# GELÖST: UMTS-Stick mit WLAN-Router gemeinsames Internet



## Sp3cht (24. Februar 2012)

*GELÖST: UMTS-Stick mit WLAN-Router gemeinsames Internet*

GELÖST: UMTS-Stick mit WLAN-Router gemeinsames Internet

Hallo, das ist meine Konfiguration.

+ 1x Umts-Stick (verbunden mit USB am PC) 

+ 1x PC

+ 1x WLAN Router DD-WRT firmware (angeschlossen mit LAN Kabel am PC, 1.Netzwerkanschluss) - KEIN USB ANSCHLUSS VORHANDEN

+ 1x Laptop (mit WLAN verbunden)

Was muss ich tun, damit ich mit dem Laptop, über den umts-Stick, der mit usb am pc hängt, ins internet komme?





			Dieser Inhalt steht nur eingeloggten Mitgliedern zur Verfügung.
        


Alles so verkabelt wie hier auf dem Bild gezeigt wird. (Cat5e nicht mit Cat6 mischen, war mein Problem)

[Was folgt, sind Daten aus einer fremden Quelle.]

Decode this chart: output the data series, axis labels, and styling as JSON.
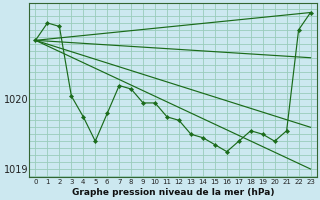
{
  "xlabel": "Graphe pression niveau de la mer (hPa)",
  "background_color": "#cce8f0",
  "plot_bg_color": "#cce8f0",
  "grid_color": "#99ccbb",
  "line_color": "#1a6b1a",
  "ylim": [
    1018.88,
    1021.38
  ],
  "xlim": [
    -0.5,
    23.5
  ],
  "yticks": [
    1019,
    1020
  ],
  "xticks": [
    0,
    1,
    2,
    3,
    4,
    5,
    6,
    7,
    8,
    9,
    10,
    11,
    12,
    13,
    14,
    15,
    16,
    17,
    18,
    19,
    20,
    21,
    22,
    23
  ],
  "zigzag": [
    1020.85,
    1021.1,
    1021.05,
    1020.05,
    1019.75,
    1019.4,
    1019.8,
    1020.2,
    1020.15,
    1019.95,
    1019.95,
    1019.75,
    1019.7,
    1019.5,
    1019.45,
    1019.35,
    1019.25,
    1019.4,
    1019.55,
    1019.5,
    1019.4,
    1019.55,
    1021.0,
    1021.25
  ],
  "trend_lines": [
    {
      "x0": 0,
      "y0": 1020.85,
      "x1": 23,
      "y1": 1021.25
    },
    {
      "x0": 0,
      "y0": 1020.85,
      "x1": 23,
      "y1": 1020.6
    },
    {
      "x0": 0,
      "y0": 1020.85,
      "x1": 23,
      "y1": 1019.6
    },
    {
      "x0": 0,
      "y0": 1020.85,
      "x1": 23,
      "y1": 1019.0
    }
  ]
}
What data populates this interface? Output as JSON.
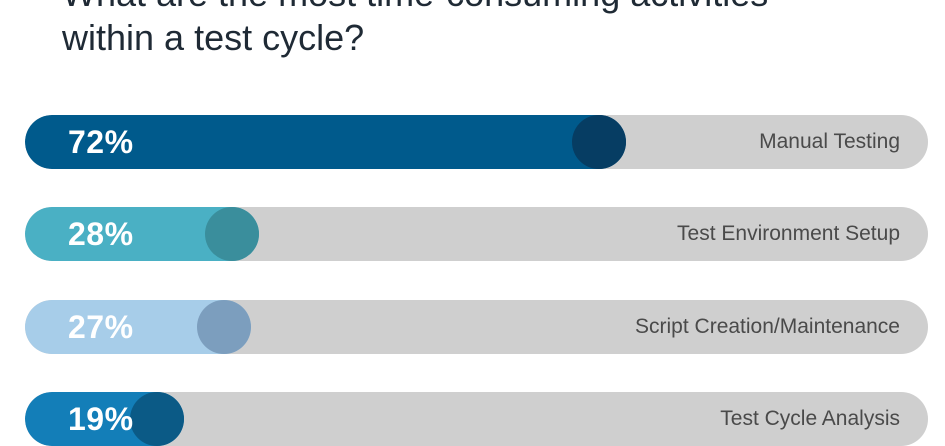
{
  "chart_data": {
    "type": "bar",
    "title_lines": [
      "What are the most time-consuming activities",
      "within a test cycle?"
    ],
    "categories": [
      "Manual Testing",
      "Test Environment Setup",
      "Script Creation/Maintenance",
      "Test Cycle Analysis"
    ],
    "values": [
      72,
      28,
      27,
      19
    ],
    "value_labels": [
      "72%",
      "28%",
      "27%",
      "19%"
    ],
    "ylim": [
      0,
      100
    ],
    "grid": false,
    "legend": "none"
  },
  "colors": {
    "track": "#cfcfcf",
    "bars": [
      "#005a8c",
      "#4ab0c4",
      "#a7cde9",
      "#137eb8"
    ],
    "knobs": [
      "#063d63",
      "#3a8e9c",
      "#7c9ebe",
      "#0b5a86"
    ]
  }
}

Netzwerk & Freigabe center öffnen -> Adaptereinstellungen ändern  (links oben) -> Mobile Breitbandverbindung rechtsklicken und  eigenschaften wählen -> Freigabe -> anderen Benutzern im Netzwerk  gestatten, diese Verbindung des Computers als Internetverbindung zu  verwenden -> OK

Bei allen netzwerkverbindungen "IP-Adresse automatisch beziehen"

Fertig! 

Bei weiteren Fragen, stehe ich euch gerne zur Verfügung, weil ich weiß, dass es fuchsen kann.

Lg und viel Erfolg


----------



## Sp3cht (24. Februar 2012)

*AW: UMTS Internet mit WLAN-Router*

Gelöst !!!


----------